Friday, February 22, 2019

How to Think

How to Think, by Alan Jacobs

 I'm going to make a judgement here, and that is that every college student and adult ought to read this book.  It's short and painless, so entirely doable!  I heard about this, by the way, from a favorite podcast I didn't mention before (because it's not literary), No Dumb Questions with Destin and Matt.  Destin does the Smarter Every Day channel on Youtube, and all of us are big fans.  Matt is a smart dude too, and they just talk and it's hugely entertaining.  They have kind of a book club, and they discussed this one a while ago.  I'm not current on their podcast, so I have yet to read a book along with them.  Anyway...

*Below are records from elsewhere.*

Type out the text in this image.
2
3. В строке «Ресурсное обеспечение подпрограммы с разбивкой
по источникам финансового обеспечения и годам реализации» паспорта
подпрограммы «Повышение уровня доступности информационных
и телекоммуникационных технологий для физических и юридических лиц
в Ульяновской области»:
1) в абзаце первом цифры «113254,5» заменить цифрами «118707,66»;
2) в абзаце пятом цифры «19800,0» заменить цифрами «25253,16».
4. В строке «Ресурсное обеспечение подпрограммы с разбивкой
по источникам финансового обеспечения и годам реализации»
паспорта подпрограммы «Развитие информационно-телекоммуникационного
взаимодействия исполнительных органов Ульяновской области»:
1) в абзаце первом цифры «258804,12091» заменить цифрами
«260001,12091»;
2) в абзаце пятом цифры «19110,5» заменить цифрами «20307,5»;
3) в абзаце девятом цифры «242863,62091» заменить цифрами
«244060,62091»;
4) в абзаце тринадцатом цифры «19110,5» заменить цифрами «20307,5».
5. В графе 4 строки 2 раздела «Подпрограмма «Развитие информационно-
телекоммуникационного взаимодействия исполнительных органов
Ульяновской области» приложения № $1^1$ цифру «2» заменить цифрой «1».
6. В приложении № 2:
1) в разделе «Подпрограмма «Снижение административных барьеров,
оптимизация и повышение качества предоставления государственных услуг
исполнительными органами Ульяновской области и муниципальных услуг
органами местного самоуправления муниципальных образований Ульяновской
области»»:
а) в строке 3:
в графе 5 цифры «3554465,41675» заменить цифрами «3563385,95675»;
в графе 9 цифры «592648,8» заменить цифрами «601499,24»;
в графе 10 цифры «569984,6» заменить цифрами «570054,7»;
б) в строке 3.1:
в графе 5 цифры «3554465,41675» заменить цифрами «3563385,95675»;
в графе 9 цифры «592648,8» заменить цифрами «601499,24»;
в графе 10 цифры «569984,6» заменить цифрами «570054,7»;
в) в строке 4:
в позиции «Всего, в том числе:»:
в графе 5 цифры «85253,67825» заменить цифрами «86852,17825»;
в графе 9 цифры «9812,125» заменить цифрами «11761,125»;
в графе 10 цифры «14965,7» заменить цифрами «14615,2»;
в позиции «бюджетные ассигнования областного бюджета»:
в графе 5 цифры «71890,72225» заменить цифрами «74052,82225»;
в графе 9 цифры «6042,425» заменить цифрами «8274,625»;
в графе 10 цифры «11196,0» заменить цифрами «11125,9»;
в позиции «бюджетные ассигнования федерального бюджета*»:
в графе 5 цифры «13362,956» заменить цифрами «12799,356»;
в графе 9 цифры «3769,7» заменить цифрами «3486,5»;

Alan Jacobs teaches at a college, and he wants us all to learn to think a bit better -- especially on Twitter.  Really thinking is not easy; it's uncomfortable, and kind of hard work, so our brains don't like to do it.  So in short chapters, Jacobs tackles various aspects of thinking well.

One of his first points was kind of unusual; he observes that it's not really possible to 'think for yourself.'  Usually, what we mean by 'thinking for ourselves' actually means thinking with different people, changing our thoughts to be more in line with some other group.  Thinking is a social activity and does not occur in a vacuum -- you have to interact with other thoughts.

Jacobs' big thesis, though, is the paramount importance of ingroups, outgroups, and the Inner Ring -- and of learning to deal with our instincts for othering.  We all have what he calls 'repugnant cultural others' -- people whose beliefs are so different that it's very easy to think of them as Other, and pretty soon as not human.  Learning to think involves exercising patience and understanding of that other, because unless you can truly understand those you disagree with, you won't be able to communicate, persuade, or be persuaded.

It's a great little book, full of interesting stories and examples.  I highly recommend it as a quick education in thinking, plus it will make you feel pretty uncomfortable every so often, which is all to the good.